Virginia says it’s OK. New York is still fighting it in the courts. And Texas reached a legal settlement over it.
“It” is fantasy sports. Defenders say the activity is a game of skill. Opponents say chance dominates the outcomes, making it a way to place illegal bets on sporting events.
And it is heading into high gear this month in conjunction with March Madness, the annual tournament to crown the best men’s college basketball team in the United States. Conference tournaments are now underway, with the Big Dance invitations going out on March 13.
Lots of money involved
While there’s disagreement as to whether fantasy sports are gambling or just clean sports fun, there’s no argument that the games are a collective cash machine.
Fantasy Sports Trade Association research found that 56.8 million people in the United States and Canada played fantasy sports in 2015, spending an average of $465 each on their online game-related activities.
Outside research firms estimate that daily fantasy sports games generated around $2.6 billion in entry fees in 2015 and will grow 41% annually, reaching $14.4 billion in 2020.
That money is a key reason why some states are trying to kick fantasy sports out of their jurisdictions and others are welcoming the games.
A provision in the Unlawful Internet Gambling Enforcement Act of 2006 defines fantasy sports as games of skill, not chance, thereby making them legal, at the federal level, to play online. But states still have the final say on what is and isn’t gambling within their borders.
State-by-state fantasy sports fights
New York launched the highest profile fight against fantasy sports last November, when the Empire State attorney general filed suit against industry leaders DraftKings and FanDuel.
The state contends the games are no different than Vegas bookies, offering players “a way to bet on existing sporting events, nothing more.”
New York also wants the sites to compensate players in the state for all the money they’ve ever lost on fantasy games. The total, including fines, could top $4 billion. The games are continuing, pending a hearing expected this spring.
Texas’ top lawyer filed similar actions against the fantasy sports leagues and has had more immediate success. FanDuel recently agreed to cease operations in the Lone Star State by May 2.

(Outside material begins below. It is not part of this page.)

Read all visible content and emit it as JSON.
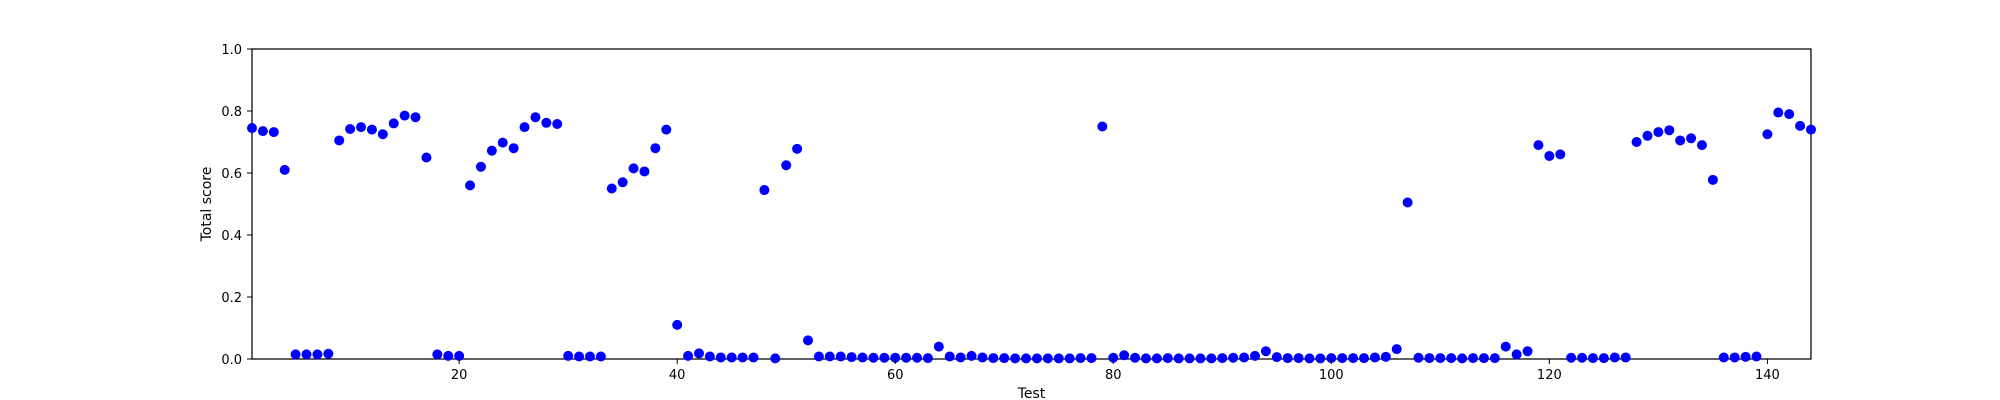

In Virginia, however, the fantasy games are welcome. On March 17, the Old Dominion’s government signed a law that officials there say will protect consumers and legitimize businesses such as FanDuel and DraftKings.

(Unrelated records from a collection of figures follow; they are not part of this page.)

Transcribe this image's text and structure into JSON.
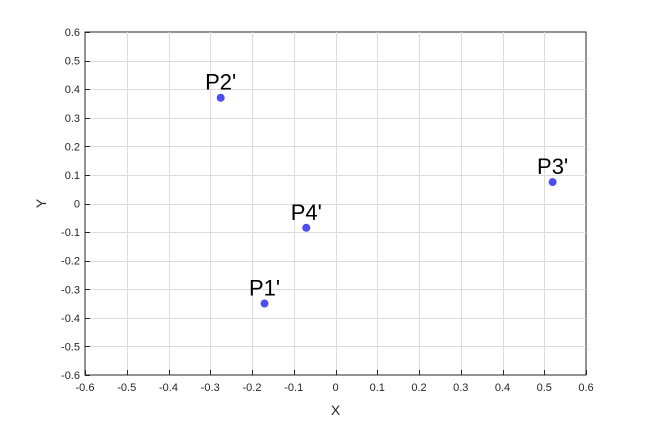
{
  "chart_data": {
    "type": "scatter",
    "xlabel": "X",
    "ylabel": "Y",
    "xlim": [
      -0.6,
      0.6
    ],
    "ylim": [
      -0.6,
      0.6
    ],
    "grid": true,
    "xticks": [
      -0.6,
      -0.5,
      -0.4,
      -0.3,
      -0.2,
      -0.1,
      0,
      0.1,
      0.2,
      0.3,
      0.4,
      0.5,
      0.6
    ],
    "yticks": [
      -0.6,
      -0.5,
      -0.4,
      -0.3,
      -0.2,
      -0.1,
      0,
      0.1,
      0.2,
      0.3,
      0.4,
      0.5,
      0.6
    ],
    "xtick_labels": [
      "-0.6",
      "-0.5",
      "-0.4",
      "-0.3",
      "-0.2",
      "-0.1",
      "0",
      "0.1",
      "0.2",
      "0.3",
      "0.4",
      "0.5",
      "0.6"
    ],
    "ytick_labels": [
      "-0.6",
      "-0.5",
      "-0.4",
      "-0.3",
      "-0.2",
      "-0.1",
      "0",
      "0.1",
      "0.2",
      "0.3",
      "0.4",
      "0.5",
      "0.6"
    ],
    "marker_color": "#4d4df0",
    "points": [
      {
        "label": "P1'",
        "x": -0.17,
        "y": -0.35
      },
      {
        "label": "P2'",
        "x": -0.275,
        "y": 0.37
      },
      {
        "label": "P3'",
        "x": 0.52,
        "y": 0.075
      },
      {
        "label": "P4'",
        "x": -0.07,
        "y": -0.085
      }
    ]
  }
}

Virginia’s Fantasy Contests Act takes effect in July and applies to any online fantasy sports games, both season-long and daily competitions, that charge an entry fee. Fantasy sports companies will have to pay Virginia a $50,000 registration fee to be in compliance.
Regardless, winnings are taxable
In addition to the money from the companies, Virginia also will be collecting taxes from fantasy sports players whose fake teams pay off.
Actually, even in states that contend the games are illegal gambling, fantasy sports players still are supposed to pay taxes on all their winnings.
Ditto for folks who pocket a little extra cash in the less formalized office pools that will be popping up as soon as the NCAA’s annual men’s college basketball championship tournament brackets are set.
You would think March Madness would be a boon for the Internal Revenue Service and state tax departments. You would be wrong.
The FBI estimates that more than $2.5 billion is illegally wagered on March Madness each year. And while proceeds from illegal activities are taxable — remember, that’s how they put Al Capone in Alcatraz — the reality is that the tax collector gets very little — OK, none — of the taxes due on winnings from illegal wagers.
That lost tax revenue is the tournament’s one sure bet.
Do you play fantasy sports? Do you report all your winnings on your taxes? Most importantly, do you have any special insight or inside info on which team will be the 2016 NCAA champ?